George Washington Papers

To George Washington from Colonel Stephen Moylan, 13 August 1779

From Colonel Stephen Moylan

Greenwich [Conn.] 13th August 1779

Dear Sir

accept my most grateful thanks for your Kind permission to pay a visit to Mrs Moylan,1 I will, you may be assured Sir not loose time from my Duty, which I assure you no Officer in the Army is fonder of doing than I am, as to the expence of Intelligence I give You my word and my honor I have been rather under, than over, in what I mentiond to your Excellency in my Last2 this, or rather Poundridge post, has been the most expensive, as I promis’d a man who has been four times within Kingsbridge, to make his Dollars Silver, and he Says, and I believe it that the Last bills I gave him, which were two—one of 65 & one of 45 Dollars, he got but at the rate of 12 for one—as General Howe is at present in this place, and will take every oppertunity of gaining inteligence I have not occasion to interfere in that department at the Same time I must remark to Your Excellency that I had positively your orders, when I parted with you at Middlebrook, to Lay out money to gain inteligence,3 and when I had the honor to receive your Commands of taking the Command of the Cavalry in the Jersey in 1778 I asked you whether I shoud try to gain inteligence, your answer was yes by all means,4 which made me fix my Qrs at Trenton, indeed the expence for information at that post was very trifleing, but if Your Excellency will reccollect what I Sent you from Amboy and in that neighborhood, you will See that it must have Come from persons I employed within the City, I mean persons I sent in—to Newyork5—the Countermarch of the army from the Clove in that year I realy thought was occasiond by the information I had given to Your Excellency.6

if my word is not a Sufficient voucher to the public, I assure Your Excellency I will not nor Cannot give any other, and if I ever do get what I have laid out I do not think, from the depreciation of the money that I Shall be paid half what in justice I am intitled to, the freedom with which I write to Your Excellency I dare Say from my Knowledge of you[,] you will pardon, for you may be assured it does not arise from presumption I know your heart, it is a great, a good one, and amongst Your admirers, there is Know one who can Sub[s]cribe himself with more propriety, your assured freind and affectionate Humb. Sert than

Stephen Moylan


2No letter from Moylan to GW on this subject has been found, but for GW’s complaint regarding the excessiveness of Moylan’s expenditures for intelligence operations, see GW to Moylan, 12 August.

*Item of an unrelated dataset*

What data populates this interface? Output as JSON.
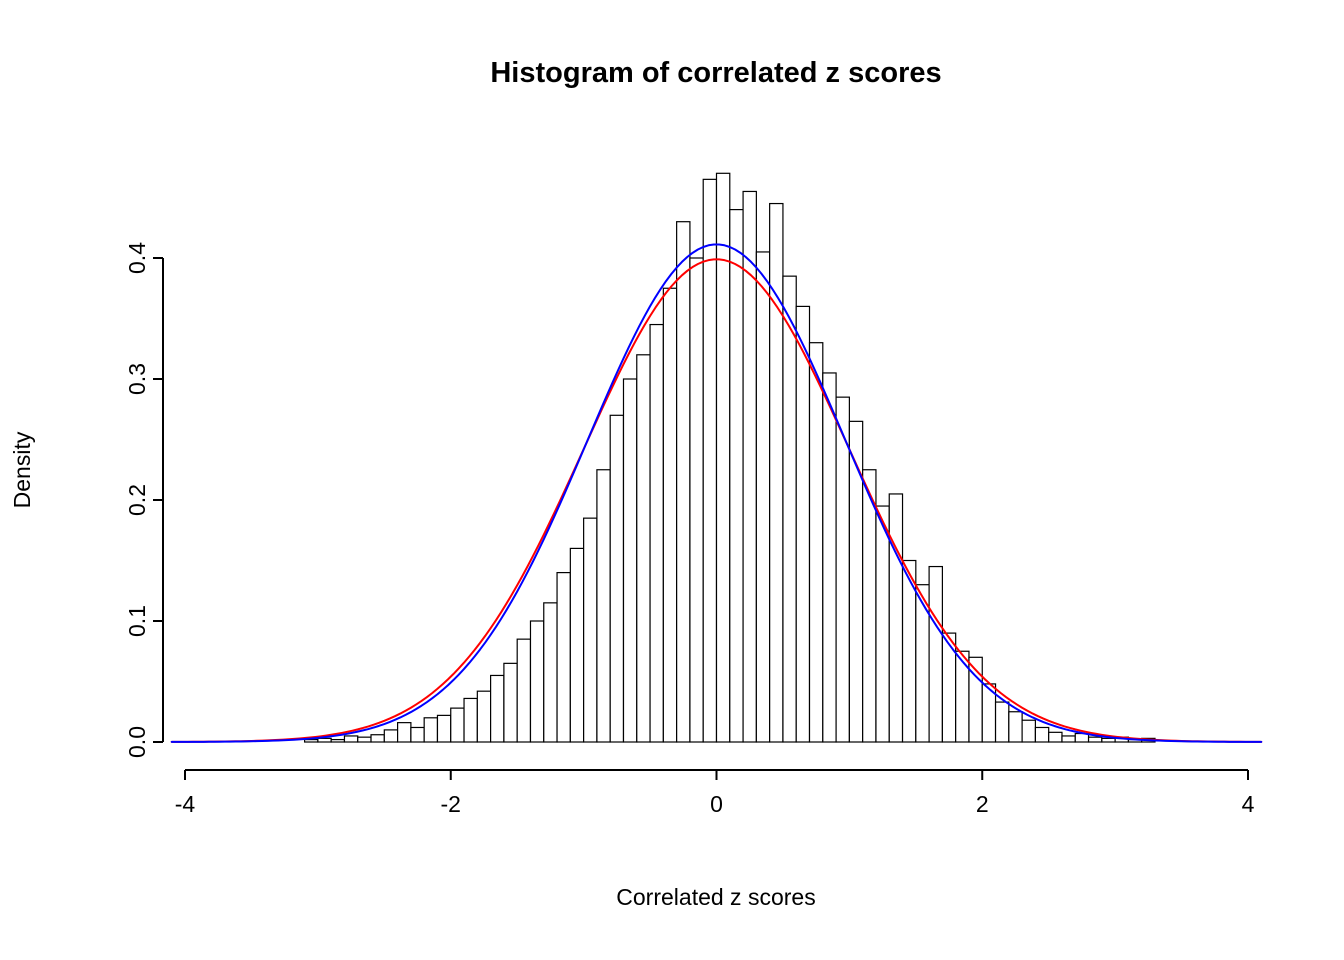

3No orders from GW to Moylan, which were written at the time of the main army’s departure from its Middlebrook, N.J., winter encampment in early June, have been found, but see GW’s orders to Moylan of 28 June.

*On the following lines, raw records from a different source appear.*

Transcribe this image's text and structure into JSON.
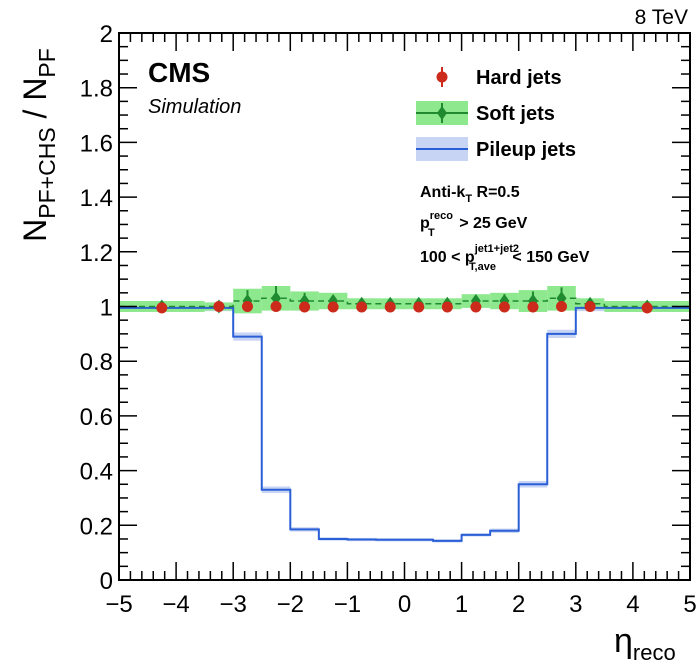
{
  "energy_label": "8 TeV",
  "cms": {
    "name": "CMS",
    "sub": "Simulation"
  },
  "axes": {
    "ylabel": {
      "base": "N",
      "sub1": "PF+CHS",
      "mid": " / N",
      "sub2": "PF"
    },
    "xlabel": {
      "base": "η",
      "sub": "reco"
    }
  },
  "info": {
    "line1": {
      "a": "Anti-k",
      "sub": "T",
      "b": " R=0.5"
    },
    "line2": {
      "a": "p",
      "sup": "reco",
      "sub": "T",
      "b": " > 25 GeV"
    },
    "line3": {
      "a": "100 < p",
      "sup": "jet1+jet2",
      "sub": "T,ave",
      "b": " < 150 GeV"
    }
  },
  "colors": {
    "hard": "#cc2a1a",
    "soft": "#1f8a30",
    "soft_band": "#8ee88e",
    "pileup": "#2a5fd6",
    "pileup_band": "#c8d4f4"
  },
  "chart_data": {
    "type": "scatter",
    "xlim": [
      -5,
      5
    ],
    "ylim": [
      0,
      2
    ],
    "x_ticks": [
      -5,
      -4,
      -3,
      -2,
      -1,
      0,
      1,
      2,
      3,
      4,
      5
    ],
    "y_ticks": [
      0,
      0.2,
      0.4,
      0.6,
      0.8,
      1,
      1.2,
      1.4,
      1.6,
      1.8,
      2
    ],
    "x_tick_labels": [
      "−5",
      "−4",
      "−3",
      "−2",
      "−1",
      "0",
      "1",
      "2",
      "3",
      "4",
      "5"
    ],
    "y_tick_labels": [
      "0",
      "0.2",
      "0.4",
      "0.6",
      "0.8",
      "1",
      "1.2",
      "1.4",
      "1.6",
      "1.8",
      "2"
    ],
    "bin_edges": [
      -5,
      -3.5,
      -3,
      -2.5,
      -2,
      -1.5,
      -1,
      -0.5,
      0,
      0.5,
      1,
      1.5,
      2,
      2.5,
      3,
      3.5,
      5
    ],
    "legend": {
      "position": "top-right"
    },
    "series": [
      {
        "name": "Hard jets",
        "style": "points",
        "values": [
          0.995,
          1.0,
          1.0,
          1.0,
          0.998,
          0.998,
          0.998,
          0.998,
          0.998,
          0.998,
          0.998,
          0.998,
          0.998,
          1.0,
          1.0,
          0.995
        ],
        "errors": [
          0.005,
          0.004,
          0.004,
          0.004,
          0.003,
          0.003,
          0.003,
          0.003,
          0.003,
          0.003,
          0.003,
          0.003,
          0.004,
          0.004,
          0.004,
          0.005
        ]
      },
      {
        "name": "Soft jets",
        "style": "band",
        "values": [
          1.0,
          1.0,
          1.02,
          1.03,
          1.02,
          1.02,
          1.01,
          1.01,
          1.01,
          1.01,
          1.02,
          1.02,
          1.02,
          1.03,
          1.01,
          1.0
        ],
        "band": [
          0.02,
          0.015,
          0.045,
          0.045,
          0.035,
          0.03,
          0.02,
          0.02,
          0.02,
          0.02,
          0.025,
          0.03,
          0.04,
          0.045,
          0.02,
          0.02
        ],
        "errors": [
          0.015,
          0.01,
          0.04,
          0.045,
          0.03,
          0.02,
          0.015,
          0.015,
          0.015,
          0.015,
          0.02,
          0.025,
          0.035,
          0.04,
          0.015,
          0.015
        ]
      },
      {
        "name": "Pileup jets",
        "style": "step",
        "values": [
          0.995,
          0.995,
          0.89,
          0.33,
          0.185,
          0.15,
          0.148,
          0.147,
          0.147,
          0.143,
          0.165,
          0.18,
          0.35,
          0.9,
          0.995,
          0.995
        ],
        "band": [
          0.012,
          0.012,
          0.015,
          0.012,
          0.008,
          0.006,
          0.006,
          0.006,
          0.006,
          0.006,
          0.006,
          0.008,
          0.012,
          0.015,
          0.012,
          0.012
        ]
      }
    ]
  }
}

4For GW’s orders to Moylan to take command of the cavalry regiments in New Jersey, see GW to Moylan, 20 March 1778. The other communications between Moylan and GW were presumably verbal.

5Moylan is referring to his operations in 1777; see Moylan to GW, 22, 23, and 24 July 1777.

6Moylan is referring to the movements of the army in late July 1777 (see GW’s third letter to John Hancock of 25 July 1777, and GW to Hancock, 27 July 1777).